RasMol > slab 100 < return >
Now hold down the control key at the bottom left of the
keyboard (not the command key). While holding the key
down, move the mouse pointer up the screen. As you move the mouse, an
invisible plane slides back through the model, cutting away
everything that lies in front of it. Thus you can slice into the
model to any depth, removing all foreground as you go. Slide the
pointer up and down the screen to change the position of this cutting
plane. (You may find that the action is choppy, because the computer
is doing many calculations to produce each successive view.) As you
cut into the model, notice the contacts between heme carbons (cyan)

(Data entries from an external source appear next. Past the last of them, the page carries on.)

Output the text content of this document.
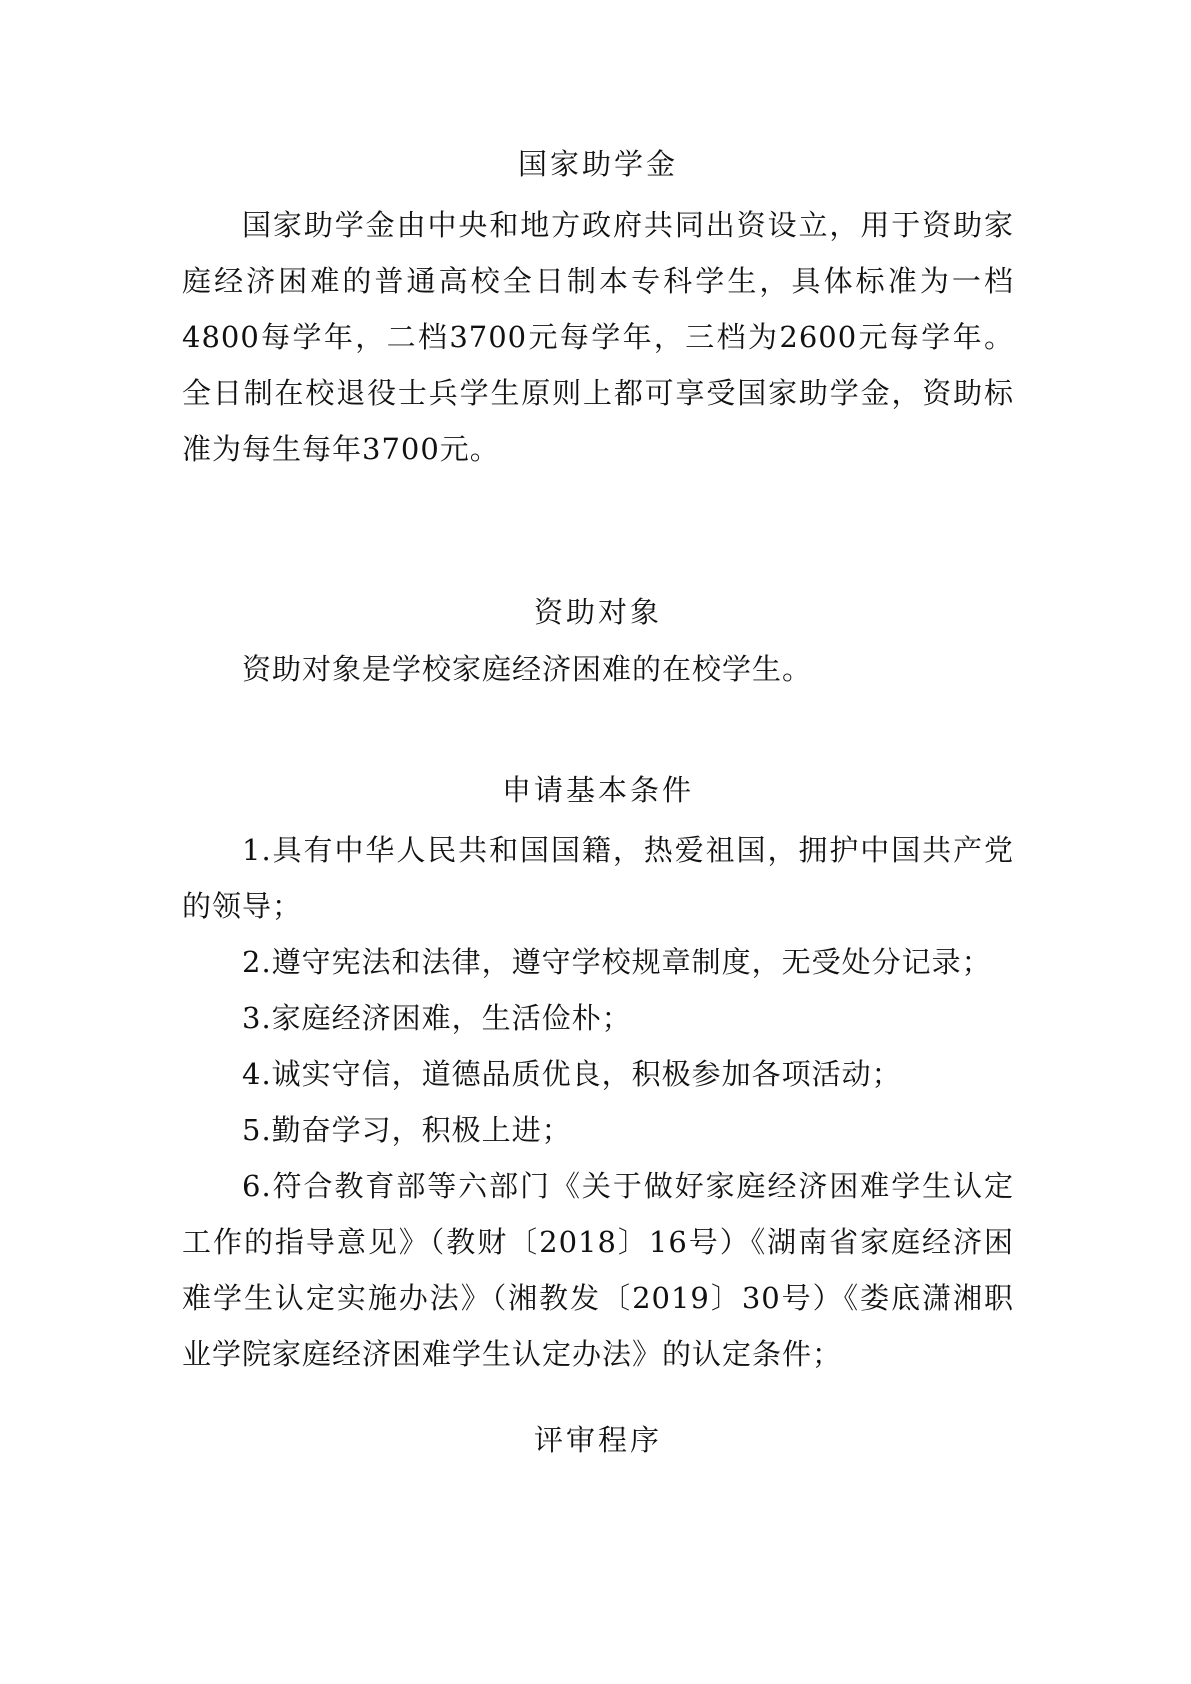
国家助学金

国家助学金由中央和地方政府共同出资设立，用于资助家庭经济困难的普通高校全日制本专科学生，具体标准为一档4800每学年，二档3700元每学年，三档为2600元每学年。全日制在校退役士兵学生原则上都可享受国家助学金，资助标准为每生每年3700元。

资助对象

资助对象是学校家庭经济困难的在校学生。

申请基本条件
1.具有中华人民共和国国籍，热爱祖国，拥护中国共产党的领导；
2.遵守宪法和法律，遵守学校规章制度，无受处分记录；
3.家庭经济困难，生活俭朴；
4.诚实守信，道德品质优良，积极参加各项活动；
5.勤奋学习，积极上进；
6.符合教育部等六部门《关于做好家庭经济困难学生认定工作的指导意见》（教财〔2018〕16号）《湖南省家庭经济困难学生认定实施办法》（湘教发〔2019〕30号）《娄底潇湘职业学院家庭经济困难学生认定办法》的认定条件；
评审程序
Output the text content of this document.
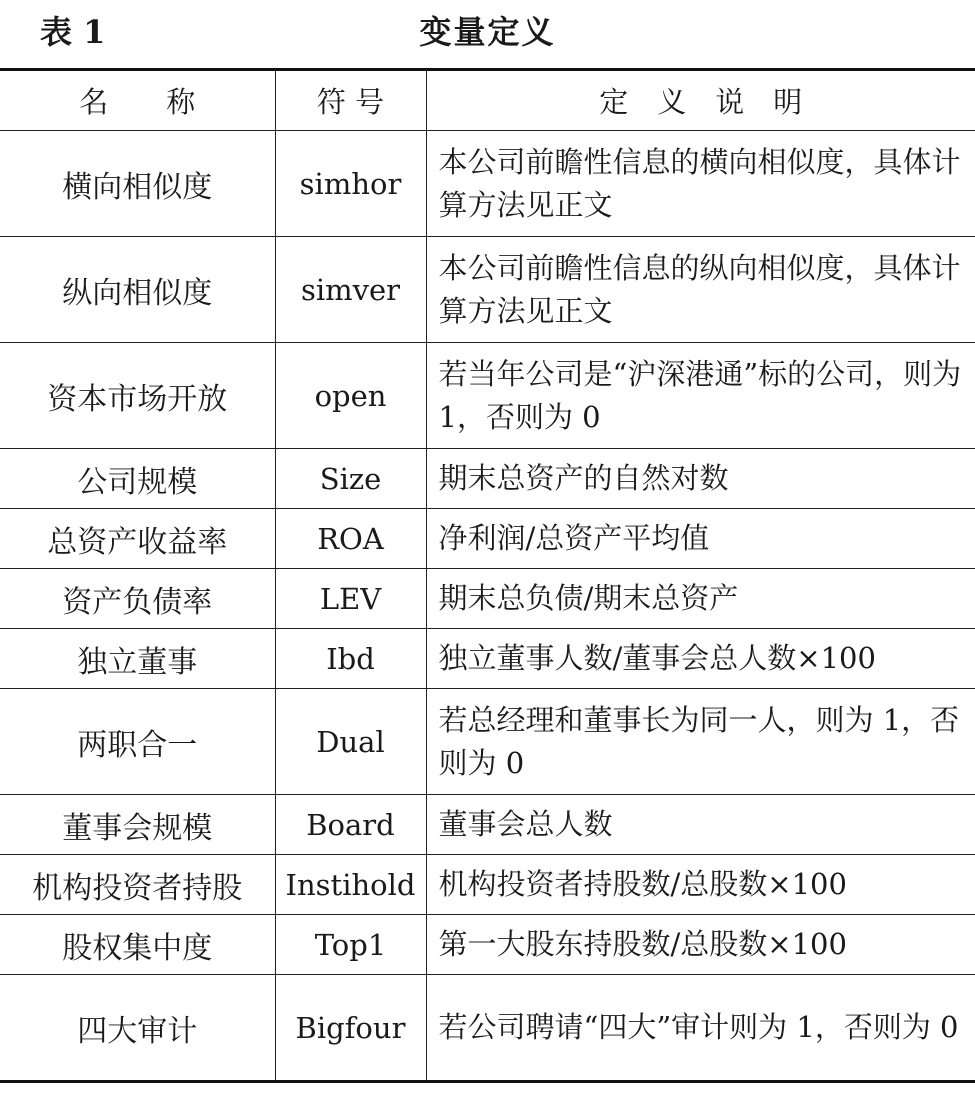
表 1	变量定义
名　　称	符 号	定　义　说　明
横向相似度	simhor	本公司前瞻性信息的横向相似度，具体计算方法见正文

纵向相似度	simver	本公司前瞻性信息的纵向相似度，具体计算方法见正文

资本市场开放	open	若当年公司是“沪深港通”标的公司，则为 1，否则为 0

公司规模	Size	期末总资产的自然对数

总资产收益率	ROA	净利润/总资产平均值

资产负债率	LEV	期末总负债/期末总资产

独立董事	Ibd	独立董事人数/董事会总人数×100

两职合一	Dual	若总经理和董事长为同一人，则为 1，否则为 0

董事会规模	Board	董事会总人数

机构投资者持股	Instihold	机构投资者持股数/总股数×100

股权集中度	Top1	第一大股东持股数/总股数×100

四大审计	Bigfour	若公司聘请“四大”审计则为 1，否则为 0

and atoms of hydrophobic side chains (yellow). By releasing the
control key, you can rotate the model to cut into it from
other directions.
RasMol > slab off < return >
Again orient the model so you are looking at the heme peeking out of
its pocket.
RasMol > select hem < return >
Display: Wireframe
RasMol > select hem.fe < return >
Display: Ball&Stick
Now you can clearly see the interior of the pocket, and observe
its strongly hydrophobic nature. You can also see the two histidine
side chains that protrude into the pocket to interact with the iron
(III).
RasMol > select hem < return >
RasMol > dots 200 < return >
This display colors the surface of the heme with about 200 dots per
atom. Dot displays give a feeling of solidity, but you can see
through them to neighboring atoms. Zoom in and try to see contacts
between heme carbons and other atoms in the pocket. These contacts
are much easier to see in stereo. For a dramatic view of the pocket,
try turning the model around and slabbing in through the back. You
will see what the world looks like from the perspective of the iron
(III) ion.
File: Close
Cytochrome b5 is a small protein consisting of a heme and only one polypeptide chain. In your biochemistry class, you will also study oligomeric proteins, which consist of more than one polypeptide subunit, as well as protein-protein and protein- nucleic acid complexes. RasMol has some features that are very useful with models that contain more than one chain. Now you will briefly examine such a model -- part of an antigen-antibody complex.